Trout with fiddlehead ferns
Serves 2

2 whole trout, cleaned
1/4 cup salted butter, divided
2 tablespoons all-purpose flour
2 pinches kosher salt, divided
2 pinches freshly ground black pepper, divided
1/2 pound fiddleheads, chopped
2 teaspoons dried tarragon
2 tablespoons lemon juice
1/2 cup dry white wine
1 cup dry bread crumbs
2 beaten eggs


Step 1:
Adjust and oven rack to the center position and preheat the oven to 400°. Lightly grease a baking sheet.

Step 2:
Spread about half of the butter over the whole trout, on the outside as well as inside the cavity. In a small mixing bowl, whisk together the flour, salt and pepper. Coat the inside and outside of the trout with the mixture.

Step 3:
In a large skillet over medium heat, melt the remaining butter. Lightly sauté the fiddleheads until just tender. Season them with a pinch of salt, pepper and the tarragon.
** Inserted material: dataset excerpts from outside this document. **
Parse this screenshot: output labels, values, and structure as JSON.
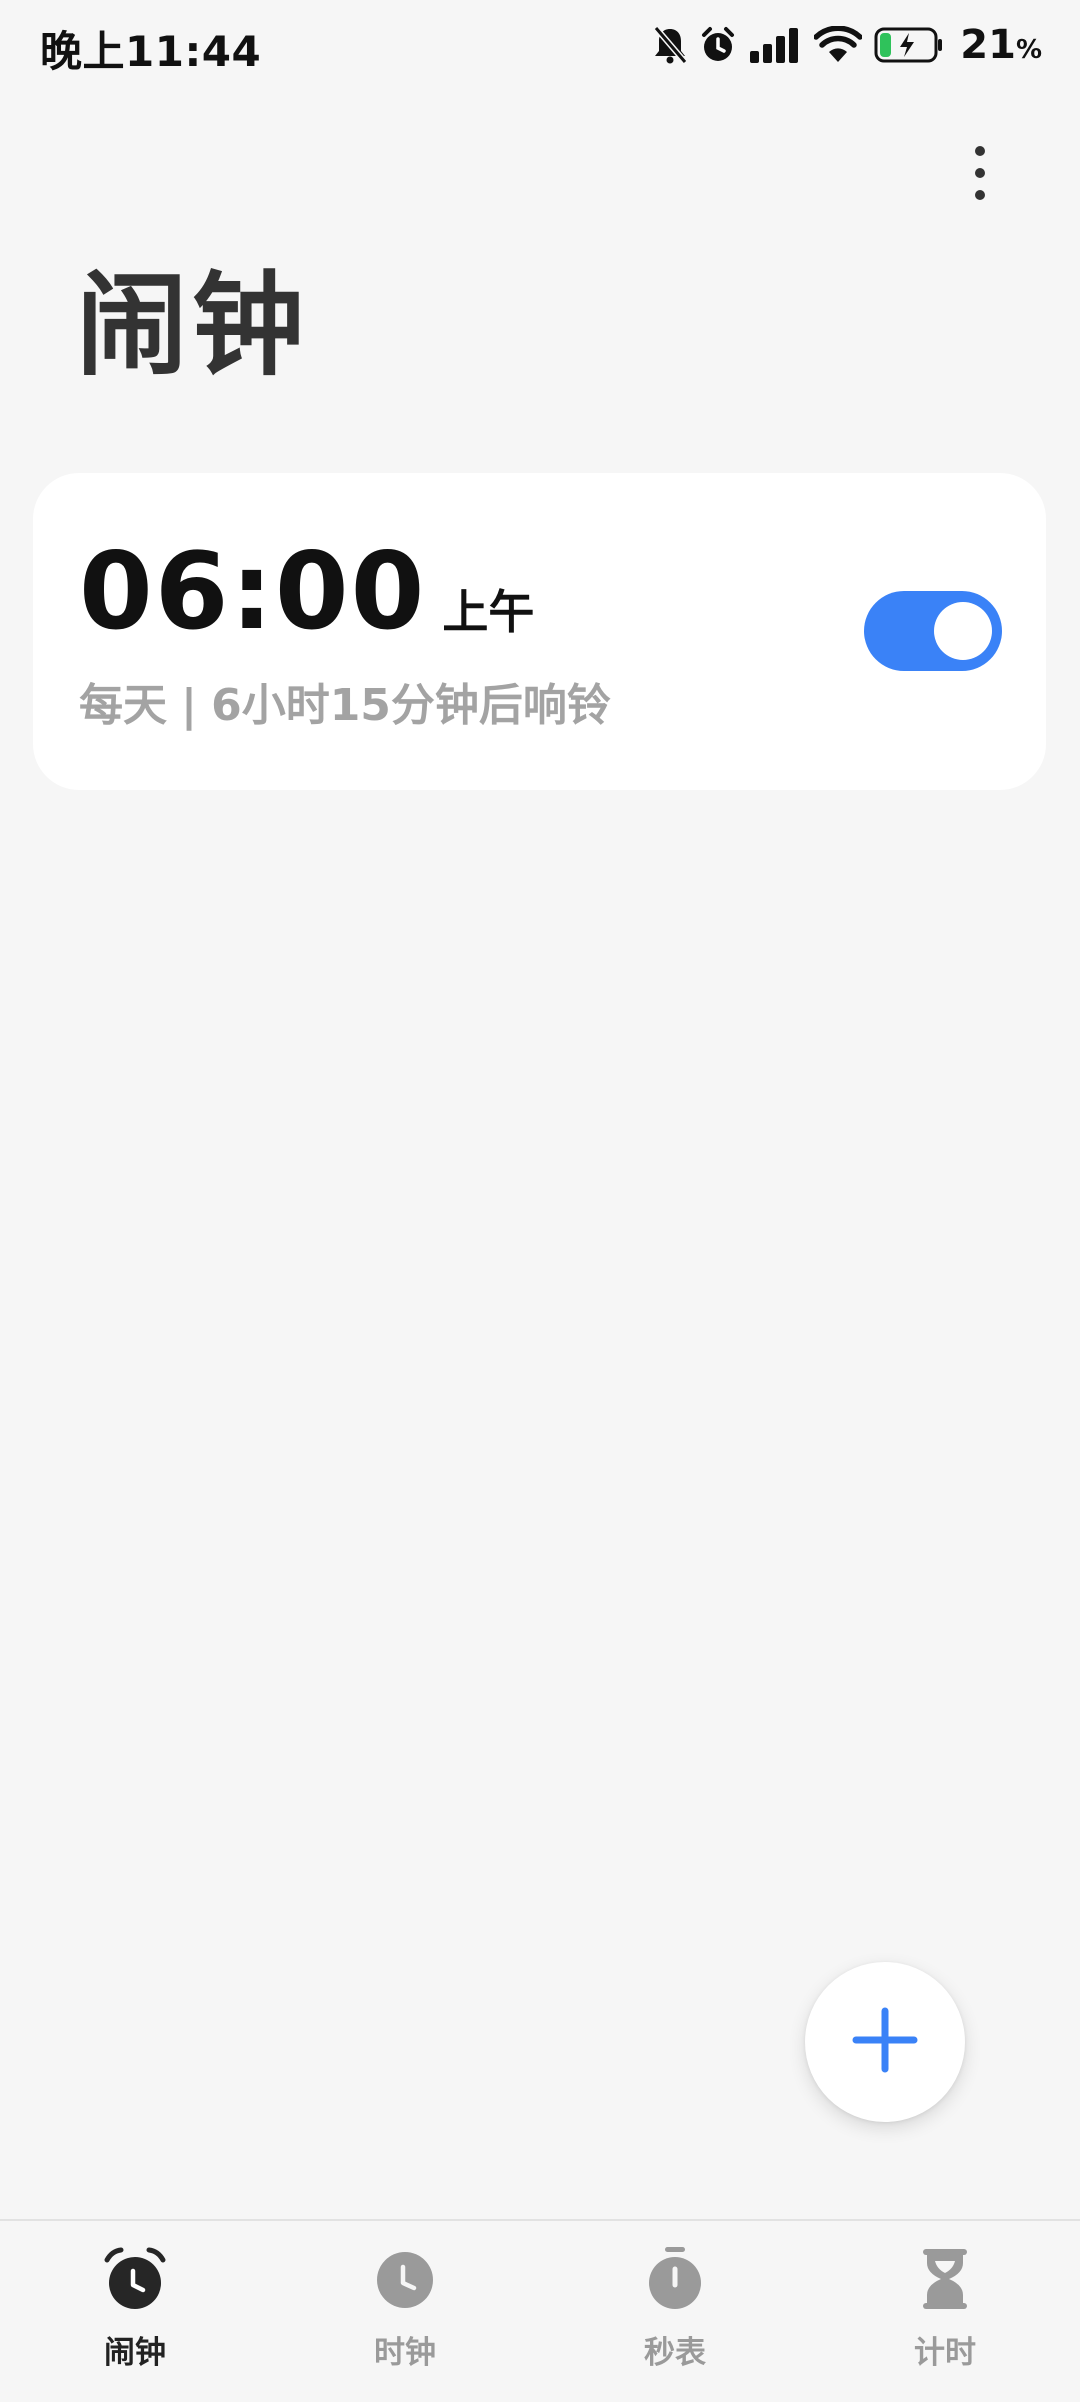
{
  "status_bar": {
    "time": "晚上11:44",
    "battery_percent": "21",
    "battery_unit": "%",
    "icons": [
      "mute-icon",
      "alarm-icon",
      "signal-icon",
      "wifi-icon",
      "battery-charging-icon"
    ]
  },
  "header": {
    "title": "闹钟",
    "more_icon": "more-vertical-icon"
  },
  "alarms": [
    {
      "time": "06:00",
      "ampm": "上午",
      "repeat": "每天",
      "separator": "|",
      "remaining": "6小时15分钟后响铃",
      "enabled": true
    }
  ],
  "fab": {
    "icon": "plus-icon"
  },
  "bottom_nav": {
    "items": [
      {
        "label": "闹钟",
        "icon": "alarm-clock-icon",
        "active": true
      },
      {
        "label": "时钟",
        "icon": "clock-icon",
        "active": false
      },
      {
        "label": "秒表",
        "icon": "stopwatch-icon",
        "active": false
      },
      {
        "label": "计时",
        "icon": "hourglass-icon",
        "active": false
      }
    ]
  },
  "colors": {
    "background": "#f6f6f6",
    "card": "#ffffff",
    "accent": "#3a82f7",
    "title_text": "#333333",
    "secondary_text": "#a3a3a3",
    "nav_inactive": "#9a9a9a"
  }
}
Add the lemon juice and white wine, and cook for one minute. Transfer the contents of the fiddlehead pan to a bowl, and mix it with the egg and bread crumbs. Stuff the mixture into the cavity of the trout, and place it on the greased baking sheet.


Step 4:
Bake uncovered for 15 to 20 minutes in the preheated oven, or until the fish flakes easily with a fork. Serve immediately.